From the August 1975 issue of the Socialist Standard
Wealth under capitalist society takes the form of commodities. Although commodities must be articles of use, their distinguishing characteristic is that first and foremost they are produced for sale with a view to making a profit. Buying and selling is the exchange of commodities with money acting as a medium of circulation. Commodities are exchangeable because they are the material depositories of exchange value.
Value has nothing to do with the physical properties of a commodity. However much we may examine its physical structure, we will not discover therein one scrap of value. This is because value is purely a social product, not a natural one. Definite historical conditions are necessary for the full development of exchange value, those conditions are capitalist production. Insofar as commodities have value, they are the embodiments of one identical social substance, viz. human labour. When we speak of value we are not referring to the useful qualities a commodity may have. We are referring to how much it is worth, its exchange value.

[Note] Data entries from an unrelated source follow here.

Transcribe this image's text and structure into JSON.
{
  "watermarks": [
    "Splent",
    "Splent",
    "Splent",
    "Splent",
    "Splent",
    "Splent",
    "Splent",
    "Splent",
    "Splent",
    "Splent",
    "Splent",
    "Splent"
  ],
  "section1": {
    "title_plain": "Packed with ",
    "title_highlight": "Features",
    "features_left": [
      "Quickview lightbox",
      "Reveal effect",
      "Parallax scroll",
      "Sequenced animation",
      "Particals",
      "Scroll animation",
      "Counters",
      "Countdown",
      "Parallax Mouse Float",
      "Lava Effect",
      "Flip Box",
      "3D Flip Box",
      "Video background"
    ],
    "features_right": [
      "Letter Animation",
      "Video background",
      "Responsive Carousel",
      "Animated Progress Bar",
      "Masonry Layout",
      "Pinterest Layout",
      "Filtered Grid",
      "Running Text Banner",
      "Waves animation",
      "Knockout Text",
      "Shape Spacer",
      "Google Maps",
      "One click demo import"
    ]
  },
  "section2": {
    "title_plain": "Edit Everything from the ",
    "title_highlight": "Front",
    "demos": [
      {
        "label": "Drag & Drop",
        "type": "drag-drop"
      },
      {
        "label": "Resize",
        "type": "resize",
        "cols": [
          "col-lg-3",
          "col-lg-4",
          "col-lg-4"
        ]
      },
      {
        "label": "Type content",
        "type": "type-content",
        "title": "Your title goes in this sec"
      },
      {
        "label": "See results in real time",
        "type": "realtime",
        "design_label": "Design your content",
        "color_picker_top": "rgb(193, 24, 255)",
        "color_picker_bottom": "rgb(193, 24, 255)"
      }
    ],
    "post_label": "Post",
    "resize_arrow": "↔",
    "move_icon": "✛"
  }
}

The labour which creates value is abstract homogeneous human labour, the average labour of society. This average labour may vary, depending on the stage reached in society’s powers of production, on its technology, but not any particular time it is given. A particular commodity can be exchanged for any other however diverse their uses may be provided they be equal in value. If we take two different commodities in the proportions in which they are exchangeable, whatever those proportions are, a given quantity of one can be equated to some quantity of the other. This equation tells us there exists something common to both in equal quantities. Yet this third thing is neither the one nor the other, it is that both are products of labour.

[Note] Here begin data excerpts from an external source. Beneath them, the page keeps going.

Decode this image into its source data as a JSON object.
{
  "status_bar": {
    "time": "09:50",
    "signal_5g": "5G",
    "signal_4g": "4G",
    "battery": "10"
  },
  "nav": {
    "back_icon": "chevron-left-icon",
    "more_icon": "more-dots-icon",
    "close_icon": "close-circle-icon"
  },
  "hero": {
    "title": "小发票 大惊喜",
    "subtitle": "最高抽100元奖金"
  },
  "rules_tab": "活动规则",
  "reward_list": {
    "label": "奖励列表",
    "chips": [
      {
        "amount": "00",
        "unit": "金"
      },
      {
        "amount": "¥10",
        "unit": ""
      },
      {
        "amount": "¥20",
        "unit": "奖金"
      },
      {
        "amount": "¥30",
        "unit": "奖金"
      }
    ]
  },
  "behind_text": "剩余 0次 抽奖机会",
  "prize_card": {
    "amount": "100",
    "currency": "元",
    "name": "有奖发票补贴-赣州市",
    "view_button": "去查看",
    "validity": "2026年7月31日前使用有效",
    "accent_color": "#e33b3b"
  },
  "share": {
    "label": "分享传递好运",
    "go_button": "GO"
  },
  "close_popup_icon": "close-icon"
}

We have been dealing with what constitutes value, and its social nature, but the magnitude of value contained in a commodity is determined by the amount of socially necessary labour time it takes to produce it. Only necessary labour time counts because that is all society requires in the production of exchange values. Any commodity which owing to inefficiency took longer for its production than the time socially necessary would not represent more value, and would have to sell on the market for the same as those produced in the time socially needed.
Again a particular commodity may at one time contain more value than at another. This would be when owing to greater difficulty in the technical or natural conditions of production the socially necessary Labour time would increase, and therefore also the value of the commodity. The reverse would obtain when owing to greater productivity of labour, due to improved machinery, or more favourable natural conditions, it would then take less socially necessary labour time to produce, therefore a decrease in its value.
Do the products of labour always have to take the form of commodities, where man loses control of his own product? Only in competitive capitalist society where production is determined by the profit motive and the market, and the great productive technology necessitated by capitalism is only allowed to function in the interests of accumulating capital.
People in Socialist society in contrast will be able to produce and plan in relation to human requirements. There will be no commodities, therefore, no value and no surplus-value. The means of production will not be owned by a privileged class. Socialism will bring into line production with satisfying human needs.
Let us look a little closer at what production for the satisfaction of human needs means. Two aspects of production would apply under Socialism which do not under capitalism. First the quantitative requirements of society would be satisfied owing to the tremendous impetus Socialism would give to production in the release of a huge number of men and materials, now engaged in the requirements of capitalism. Those men and materials would be contributing to the satisfaction of human needs.
To give some idea of the scale of the release of men and materials which Socialism would give, just consider some of the things, necessary to capitalism which would have no place in Socialism. Such things as the production of weapons of war, the vast quantities of materials and paper used in commerce including packaging, advertising, banks and offices. The machinery, paper and metal used for money is no small item. Then add to this the energy required, human and otherwise. Yet, we have merely scratched the surface, the list is endless. Men have filled books about it; Vance Packard in his book The Waste Makers describes in detail the mountains of rubbish produced. The continuous change of superficial style and the built-in obsolescence, all in an effort to sell more, so that the owners of the means of production may increase their profit. All is accepted as normal practice by capitalism’s standards.
The people of Socialism then, would produce for use and not for profit thereby satisfying the quantitative aspect of production. Then there is the aspect of the function of man labouring, the satisfaction to be obtained from doing something useful and creative. How would Socialism effect this very vital part of human life? Work would certainly not be looked up as a necessary evil. It was William Morris who wrote: “If pleasure in labour be generally possible, what a strange folly it must be for men to consent to labour without pleasure”.
This is not the attitude of trying to reduce working time to a minimum by more use of machinery in order to allow more leisure time for more fulfilling activities. The fullest use of machinery would be made where it could alleviate unpleasant work, or to cope with vast quantities when required. This is not to say that there would be no unpleasant work under Socialism. But what constitutes unpleasant work? What may be unpleasant to one, may to another mean the height of pleasure. Again, to have to perform the same task for the best part of one’s life presents a thoroughly depressing prospect. But to take part in an activity for a period of time, then to do something else depending on one’s interests and abilities would make tasks interesting which would otherwise be tedious. Socialism would allow a new awakening of interests and abilities that lie slumbering to develop, thus enlarging the scope and fulfillment of human life.
The Socialist answer to the question, “Must the products of the labour of men always take the form of commodities?” is no. Let us be done with commodities and their value. Let there be only useful production, which means let us have Socialism.